5 Markets to Match With Video Analytics

Find out how five markets can greatly benefit today from the power of this enhanced surveillance tool.

Video surveillance is booming. There are hundreds of millions of video channels in operation around the world, capturing our behavior almost everywhere. And while security has been the primary focus of video surveillance capabilities, commercial uses are becoming more prevalent and valuable to a range of industries through the use of video analytics (VA). From ensuring travelers have a smooth experience at an airport to quickly finding an individual, VA applications are helping organizations meet their business objectives as well as supporting security operations.

The challenge has been that while video captures everything in its view, security operators and law enforcement are forced to manually sift through hours of recordings, which can take hours, even days, and suck up resources and potentially delay issue resolution. It’s a frustrating and common scenario. The information that’s needed is buried and finding it is grueling, painstaking work.

Fortunately, advanced VA technologies are automating many of these manual tasks and, as a result, improving security, operations, marketing, and even the customer experience across a variety of industries. Here are a few examples of how different industries are putting VA applications to work for them.

Airports

A huge area of concern for airports is unauthorized access to restricted areas. In a highly publicized incident at a major airport, a man strolled past a guard at a security checkpoint. This resulted in a six-hour terminal evacuation and shutdown at an estimated cost of $33,600 per minute – a total loss of more than $12 million.

Unless security personnel are stationed at each exit lane, airport officials might not be aware of a security breach until it’s too late. Even if they are aware, police might have to resort to an on-the-ground search to find the person of interest. In these cases, VA can help. Counter-flow detection analytics can instantly alert officials to a person walking the wrong direction through an airport security checkpoint or gate.

Being able to quickly identify and track down the source of a security checkpoint breach or suspicious unattended bag is another area where VA comes into play. A new form of VA designed for real-time forensics is reducing the time it takes to find an individual from hours or days to minutes, enabling authorities to respond to events as they unfold, rather than after the fact. Full body-based analytics solutions, such as NICE Suspect Search, can locate a specific person in video across an entire network of CCTV cameras from almost any angle, including from a raised position – how most are positioned – or from behind.

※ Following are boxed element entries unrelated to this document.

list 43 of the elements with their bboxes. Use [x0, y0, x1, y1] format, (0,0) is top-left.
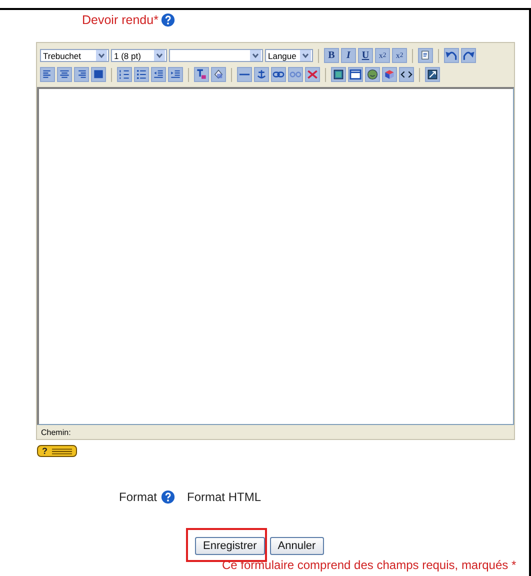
- format-label: Format: [119, 490, 158, 504]
- lines-icon: [52, 448, 72, 454]
- format-button[interactable]: U: [358, 48, 373, 63]
- toolbar-button[interactable]: [399, 67, 414, 82]
- help-icon[interactable]: [161, 13, 176, 27]
- toolbar-button[interactable]: [348, 67, 363, 82]
- outdent-icon: [152, 68, 165, 81]
- help-badge[interactable]: ?: [37, 445, 77, 457]
- bullet-list-icon: [135, 68, 148, 81]
- image-icon: [332, 68, 345, 81]
- format-button[interactable]: I: [341, 48, 356, 63]
- table-icon: [349, 68, 362, 81]
- toolbar-dropdown[interactable]: [169, 49, 263, 62]
- caret-icon: [300, 50, 311, 61]
- paint-bucket-icon: [212, 68, 225, 81]
- numbered-list-icon: [118, 68, 131, 81]
- redo-icon: [462, 49, 475, 62]
- path-label: Chemin:: [40, 427, 72, 439]
- text-color-icon: [195, 68, 208, 81]
- help-icon[interactable]: [161, 490, 176, 504]
- caret-icon: [154, 50, 165, 61]
- toolbar-dropdown[interactable]: Trebuchet: [40, 49, 109, 62]
- smiley-icon: [366, 68, 379, 81]
- toolbar-button[interactable]: [331, 67, 346, 82]
- fullscreen-icon: [426, 68, 439, 81]
- anchor-icon: [255, 68, 268, 81]
- indent-icon: [169, 68, 182, 81]
- cube-icon: [383, 68, 396, 81]
- align-center-icon: [58, 68, 71, 81]
- undo-icon: [445, 49, 458, 62]
- format-button[interactable]: B: [324, 48, 339, 63]
- form-button[interactable]: Enregistrer: [195, 537, 265, 555]
- toolbar-dropdown[interactable]: 1 (8 pt): [111, 49, 167, 62]
- document-icon: [419, 49, 432, 62]
- caret-icon: [96, 50, 107, 61]
- field-label: Devoir rendu*: [82, 13, 158, 27]
- toolbar-dropdown[interactable]: Langue: [265, 49, 313, 62]
- caret-icon: [250, 50, 261, 61]
- justify-icon: [92, 68, 105, 81]
- toolbar-button[interactable]: [425, 67, 440, 82]
- form-button[interactable]: Annuler: [270, 537, 324, 555]
- cross-icon: [306, 68, 319, 81]
- format-value: Format HTML: [187, 490, 262, 504]
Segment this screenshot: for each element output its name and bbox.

The solution can also reveal the target’s movements plotted on a map. Using analytics to track individuals who breach sensitive areas not only results in monetary savings; it also mitigates any risk if the people involved had nefarious intentions.

Airport perimeters present another vulnerability due to the great distance they cover. A VA-based perimeter intrusion detection system can play an important role, especially when it’s part of a multilayered solution that combines and correlates other data inputs (e.g. thermal imaging cameras, radar, etc.) through a physical security information management (PSIM) system.

Security is perhaps the most obvious use for VA, but operational effectiveness can be a crucial driver as well. Poorly managed, the process of check-in, security, and passport control can lead to excessive wait times that cause chaos and result in unwanted negative publicity. In addition to being an inconvenience and cause of passenger frustration and stress, check-in delays cut into the time travelers could be spending at the concessions, retail stores, kiosks, and other commercial areas of the airport that are becoming increasingly important to the airport’s bottom line. It’s in the airport’s best interest to move passengers through ticket and security lines and to the sterile side of the airport faster.

By integrating a VA-based crowd detection solution into their situational awareness dashboard, operators can be automatically alerted when lines reach excessive levels, so additional ticket counters or screening stations can be opened and staffed.

The airport can also integrate people-counting VA into a PSIM dashboard and gain access to heat maps that show shopper density at different retail locations at various times of the day. This can give airport retail executives business insight that they can use to justify increased lease rates or to simply reconfigure areas to take advantage of prime locations.